Altos asesores de Bush también se negaron el viernes a confirmar o negar los informes.
La secretaria de Estado norteamericana, Condoleezza Rice, declaró al respecto: “No haré comentarios sobre las actividades de inteligencia, porque las actividades de inteligencia por naturaleza son delicadas y no deben comprometerse”.
Senador McCain logra prohibición de la tortura
Los congresistas que defienden una enmienda que prohíbe explícitamente la tortura a prisioneros de Estados Unidos, ganaron la pulseada este jueves a la Casa Blanca, al obtener su aprobación a esa medida sobre la que pesaba una amenaza de veto del presidente George W. Bush.
La batalla estuvo liderada por el senador republicano John McCain —autor de la enmienda que fue incluida en el proyecto de Ley de Gastos de Defensa para 2006— quien estuvo prisionero en Vietnam durante cinco años y medio, y sufrió frecuentes malos tratos.
Tras ser adoptada casi por unanimidad en octubre último en el Senado, la medida, que prohíbe explícitamente todo trato «cruel, inhumano o degradante» a prisioneros por parte de civiles o militares, había recibido la amenaza de veto de Bush, por considerar que ataría las manos del Gobierno en su guerra al terrorismo.
Pero este jueves, el mandatario se congratuló del acuerdo alcanzado entre la Casa Blanca y el Congreso, aunque sin dar detalles. No obstante, en su aparición pública junto a McCain, Bush subrayó que la enmienda incluirá «protecciones» para las fuerzas estadounidenses.
«Nos alegra haber trabajado con él (McCain) para alcanzar un objetivo común que es mostrar bien claramente al mundo que este Gobierno no tortura», destacó.
«Por eso hemos trabajado estrechamente con el senador y con otros para lograr ese objetivo, al igual que para garantizar protecciones a quienes están en la línea de fuego de la lucha contra los terroristas», añadió.
La Cámara de Representantes había aprobado una moción el miércoles por la noche por 322 contra 107 para apoyar la prohibición explícita a toda forma de tortura a prisioneros en el texto de la ley de presupuesto de Defensa para 2006.

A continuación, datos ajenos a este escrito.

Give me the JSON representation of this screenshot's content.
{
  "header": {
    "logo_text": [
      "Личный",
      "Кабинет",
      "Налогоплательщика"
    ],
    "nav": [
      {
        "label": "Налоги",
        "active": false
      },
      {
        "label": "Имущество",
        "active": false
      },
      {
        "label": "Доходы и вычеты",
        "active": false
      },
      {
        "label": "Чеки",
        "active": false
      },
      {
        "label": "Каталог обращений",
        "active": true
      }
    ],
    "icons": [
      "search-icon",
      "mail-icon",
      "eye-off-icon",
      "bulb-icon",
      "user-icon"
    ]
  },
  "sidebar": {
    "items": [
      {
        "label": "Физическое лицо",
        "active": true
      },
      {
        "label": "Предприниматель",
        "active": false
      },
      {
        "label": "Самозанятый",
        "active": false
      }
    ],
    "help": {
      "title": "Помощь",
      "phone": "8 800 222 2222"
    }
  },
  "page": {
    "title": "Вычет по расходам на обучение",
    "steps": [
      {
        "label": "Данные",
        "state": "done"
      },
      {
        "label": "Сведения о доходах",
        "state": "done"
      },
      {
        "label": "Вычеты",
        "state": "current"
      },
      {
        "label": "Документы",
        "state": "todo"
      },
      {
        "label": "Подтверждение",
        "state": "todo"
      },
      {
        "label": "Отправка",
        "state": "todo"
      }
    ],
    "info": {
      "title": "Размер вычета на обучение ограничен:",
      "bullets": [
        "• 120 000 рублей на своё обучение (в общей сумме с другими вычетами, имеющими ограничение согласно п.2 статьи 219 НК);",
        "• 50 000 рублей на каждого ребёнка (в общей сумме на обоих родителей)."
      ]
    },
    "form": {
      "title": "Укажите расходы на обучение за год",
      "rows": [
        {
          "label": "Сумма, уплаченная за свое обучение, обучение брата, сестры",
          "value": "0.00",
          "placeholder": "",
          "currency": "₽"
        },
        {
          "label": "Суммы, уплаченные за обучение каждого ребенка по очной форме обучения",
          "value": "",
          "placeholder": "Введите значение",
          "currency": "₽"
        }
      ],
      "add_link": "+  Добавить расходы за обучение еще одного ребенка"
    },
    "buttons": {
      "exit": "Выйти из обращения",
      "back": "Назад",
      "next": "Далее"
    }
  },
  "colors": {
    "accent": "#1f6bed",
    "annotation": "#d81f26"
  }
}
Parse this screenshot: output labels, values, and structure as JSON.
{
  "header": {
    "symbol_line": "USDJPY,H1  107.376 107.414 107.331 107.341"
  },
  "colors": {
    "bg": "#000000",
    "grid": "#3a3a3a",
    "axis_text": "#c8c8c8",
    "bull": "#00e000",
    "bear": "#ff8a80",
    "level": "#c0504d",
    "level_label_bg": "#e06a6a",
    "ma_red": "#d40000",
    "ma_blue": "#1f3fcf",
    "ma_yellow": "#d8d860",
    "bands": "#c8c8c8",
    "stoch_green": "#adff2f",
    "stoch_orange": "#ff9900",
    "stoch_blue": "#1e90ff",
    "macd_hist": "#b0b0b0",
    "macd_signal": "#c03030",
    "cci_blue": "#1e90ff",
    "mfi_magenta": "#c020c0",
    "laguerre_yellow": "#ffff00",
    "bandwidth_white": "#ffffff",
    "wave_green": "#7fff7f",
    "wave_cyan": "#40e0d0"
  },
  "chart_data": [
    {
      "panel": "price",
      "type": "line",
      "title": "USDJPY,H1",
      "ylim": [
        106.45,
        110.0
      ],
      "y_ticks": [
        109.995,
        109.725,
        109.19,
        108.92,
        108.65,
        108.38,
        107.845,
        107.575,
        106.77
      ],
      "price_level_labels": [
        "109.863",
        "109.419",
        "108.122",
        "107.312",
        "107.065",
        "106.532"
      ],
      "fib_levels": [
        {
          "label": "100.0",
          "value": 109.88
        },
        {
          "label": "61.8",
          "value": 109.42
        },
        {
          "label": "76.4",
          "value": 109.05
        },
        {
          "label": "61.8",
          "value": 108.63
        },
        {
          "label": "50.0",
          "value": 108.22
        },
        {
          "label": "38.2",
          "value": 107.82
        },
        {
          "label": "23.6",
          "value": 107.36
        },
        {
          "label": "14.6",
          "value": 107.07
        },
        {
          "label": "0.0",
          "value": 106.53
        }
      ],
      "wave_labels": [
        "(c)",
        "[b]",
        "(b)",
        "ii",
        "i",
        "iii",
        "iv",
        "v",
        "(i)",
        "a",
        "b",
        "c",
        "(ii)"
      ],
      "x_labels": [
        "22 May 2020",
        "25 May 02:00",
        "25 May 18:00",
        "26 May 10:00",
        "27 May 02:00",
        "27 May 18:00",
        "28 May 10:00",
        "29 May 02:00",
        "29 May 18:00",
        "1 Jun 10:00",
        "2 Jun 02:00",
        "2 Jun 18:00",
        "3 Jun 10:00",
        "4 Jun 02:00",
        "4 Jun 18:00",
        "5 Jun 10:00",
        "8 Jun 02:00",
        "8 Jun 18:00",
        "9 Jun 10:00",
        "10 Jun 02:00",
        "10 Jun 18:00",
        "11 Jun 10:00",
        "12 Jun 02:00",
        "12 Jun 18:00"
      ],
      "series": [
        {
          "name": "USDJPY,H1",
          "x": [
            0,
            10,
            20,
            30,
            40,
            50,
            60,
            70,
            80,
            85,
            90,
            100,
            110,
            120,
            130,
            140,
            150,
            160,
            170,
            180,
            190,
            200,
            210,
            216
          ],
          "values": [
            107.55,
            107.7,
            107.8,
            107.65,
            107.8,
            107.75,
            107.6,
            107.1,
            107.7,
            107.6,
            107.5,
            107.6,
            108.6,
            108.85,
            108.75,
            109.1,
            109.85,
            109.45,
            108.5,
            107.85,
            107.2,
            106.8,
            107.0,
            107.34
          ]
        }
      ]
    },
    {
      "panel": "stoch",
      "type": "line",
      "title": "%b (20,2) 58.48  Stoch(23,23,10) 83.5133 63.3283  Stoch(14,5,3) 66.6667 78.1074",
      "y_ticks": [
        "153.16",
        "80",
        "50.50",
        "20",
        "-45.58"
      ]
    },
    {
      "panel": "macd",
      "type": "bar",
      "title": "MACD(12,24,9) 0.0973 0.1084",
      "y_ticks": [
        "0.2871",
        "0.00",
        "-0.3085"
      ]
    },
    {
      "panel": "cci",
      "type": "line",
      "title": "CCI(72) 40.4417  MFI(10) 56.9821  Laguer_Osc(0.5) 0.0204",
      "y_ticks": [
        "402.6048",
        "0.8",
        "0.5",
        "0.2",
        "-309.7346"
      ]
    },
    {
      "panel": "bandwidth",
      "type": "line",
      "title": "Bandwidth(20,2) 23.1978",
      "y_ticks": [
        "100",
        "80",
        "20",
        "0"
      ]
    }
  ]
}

«Me alegra mucho haber llegado a este acuerdo, y ahora podemos avanzar y asegurarnos de que todo el mundo lo sepa (…) de que no realizamos prácticas crueles, ni damos tratamientos inhumanos, ni torturamos», coincidió McCain en la Casa Blanca.
CRTICAS
Las revelaciones del diario “The New York Times” han causado un aluvión de críticas. El presidente del Comité Judicial del Senado, Arlen Specter, ha convocado una sesión extraordinaria en torno al caso. La actual Administración “siente que está por encima de la ley, y nuestra Constitución y nuestra gente pagan el precio. El Gran Hermano se ha enajenado”, dijo por su parte el senador demócrata Edward Kennedy.